Histórico (IBGE)
Nos idos de 1672, freis franciscanos de nomes Paulo e Jacques fundaram em terras de Cachoeiro, na margem direita do Rio Muriaé, o primeiro agrupamento indígena. Nessa região habitavam os índios Puris, remanescentes da nação Goytacá que havia sido perseguida pelos portugueses e índios Tamoios e teriam escapado em migrações sucessivas através do Rio Muriaé. Mas mesmo com todo o empenho de seus fundadores a aldeia não foi à frente. Por causa de uma epidemia de febre, o aldeamento foi praticamente dizimado e os seus habitantes se espalharam pelo Leste dessa mesma região. Registra-se em um segundo momento, em fins de 1700, mais de 20 engenhos instalados em Cachoeiras do Muriaé (nome pelo qual era denominado o atual município de Cardoso Moreira naquela época). As fazendas mais importantes foram: Outeiro, da família Peixoto; Santana, da família Saturnino Braga; Santa Rosa, de Paulo Viana; Pau Brasil, de Ribeiro Rocha; São José, do Barão da lagoa Dourada, Santa Helena, do Comendador José Cardoso Moreira e Cachoeiras do Muriaé, do Comendador Antônio José Ferreira Martins. O apogeu destas terras foi por volta de 1870. Na época foram construídos ricamente vários solares nas propriedades citadas. Estes fazendeiros precisavam de um meio de escoar sua produção.
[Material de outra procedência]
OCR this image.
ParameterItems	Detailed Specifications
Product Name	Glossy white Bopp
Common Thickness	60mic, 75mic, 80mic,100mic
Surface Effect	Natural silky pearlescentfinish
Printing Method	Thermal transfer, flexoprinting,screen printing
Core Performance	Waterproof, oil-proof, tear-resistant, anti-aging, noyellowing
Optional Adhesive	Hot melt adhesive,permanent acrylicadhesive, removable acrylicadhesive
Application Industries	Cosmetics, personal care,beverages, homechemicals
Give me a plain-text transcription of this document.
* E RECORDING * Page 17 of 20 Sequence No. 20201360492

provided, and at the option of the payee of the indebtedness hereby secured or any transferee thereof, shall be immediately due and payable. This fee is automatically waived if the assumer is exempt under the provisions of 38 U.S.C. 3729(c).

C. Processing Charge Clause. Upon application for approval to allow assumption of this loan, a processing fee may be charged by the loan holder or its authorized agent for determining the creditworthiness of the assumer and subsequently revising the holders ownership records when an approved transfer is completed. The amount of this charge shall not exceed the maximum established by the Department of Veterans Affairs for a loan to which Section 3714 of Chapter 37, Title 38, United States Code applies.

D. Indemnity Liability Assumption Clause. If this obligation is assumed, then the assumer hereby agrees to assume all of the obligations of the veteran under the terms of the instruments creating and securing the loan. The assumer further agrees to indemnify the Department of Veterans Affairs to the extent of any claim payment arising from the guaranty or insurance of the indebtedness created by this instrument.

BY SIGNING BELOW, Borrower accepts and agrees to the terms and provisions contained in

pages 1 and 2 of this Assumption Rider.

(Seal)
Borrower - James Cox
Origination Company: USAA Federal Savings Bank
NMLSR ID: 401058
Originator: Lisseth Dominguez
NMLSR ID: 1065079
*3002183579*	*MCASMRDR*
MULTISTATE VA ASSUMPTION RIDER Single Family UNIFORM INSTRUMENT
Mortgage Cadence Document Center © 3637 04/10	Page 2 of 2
Desde modo, se organizaram para a construção de um ramal da estrada de ferro Campos/Carangola, que na realidade seu trajeto ia até Porciúncula. Antes este escoamento era realizado através de barcas pelos rios Paraíba e Muriaé. Existiam trapiches localizados ao longo das margens dos rios, onde tropas de animais de carga traziam produtos de Minas Gerais. Houve também a Companhia União Campista Fidelense que construiu embarcações a vapor para transporte de mercadorias. Estas embarcações foram denominadas: Muriaé, Cachoeiro e União. O Comendador José Cardoso Moreira, além de ter feito grandes investimentos em suas terras, fez também como era de costume na época, diversas contribuições para beneficiar a localidade, tornando-se grande acionista da estrada de ferro. Devido, provavelmente, ao volume de seus investimentos, a estação local acabou recebendo seu nome e mais tarde se transformou no nome da cidade.
Fonte do histórico:
CARDOSO MOREIRA (RJ). Prefeitura. Disponível em: https://www.cardosomoreira.rj.gov.br/site/pagina/nossa_historia/90/2. Acesso em: 23 set. 2025.
Formação administrativa:
Distrito criado com a denominação de Taquarassu, por deliberação Estadual de 10-08-1891, subordinado ao município de Campos. Pela Lei Estadual n.º 661, de 22-10-1904, o distrito de Taquarassu passou a denominar-se Porto do Braga. Em divisão administrativa referente ao ano de 1911, o distrito já denominado Porto do Braga permanece no município de Campos. Assim permanecendo em divisões territoriais datadas de 31-XII-1936 e 31-XII-1937. Pelo Decreto Estadual n.º 641, de 15-12-1938, o distrito de Porto do Braga passou a denominar-se Cardoso Moreira. No quadro fixado para vigorar no período de 1939-1943, o distrito já denominado Cardoso Moreira permanece no município de Campos. Em divisão territorial datada de 1-VII-1960, o distrito de Cardoso Moreira permanece no município de Campos. Assim permanecendo em divisão territorial datada de 1988. Elevado à categoria de município com a denominação de Cardoso Moreira, pela Lei Estadual n.º 1.577, de 30-12-1989, desmembrado de Campos. Sede no antigo distrito de Cardoso Moreira. Constituído de 2 distritos: Cardoso de Moreira e São Joaquim. Ambos desmembrados do município de Campos. Instalado em 25-02-1993. Em divisão territorial datada de 1995, o município é constituído de 2 distritos: Cardoso Moreira e São Joaquim. Assim permanecendo em divisão territorial datada 2024.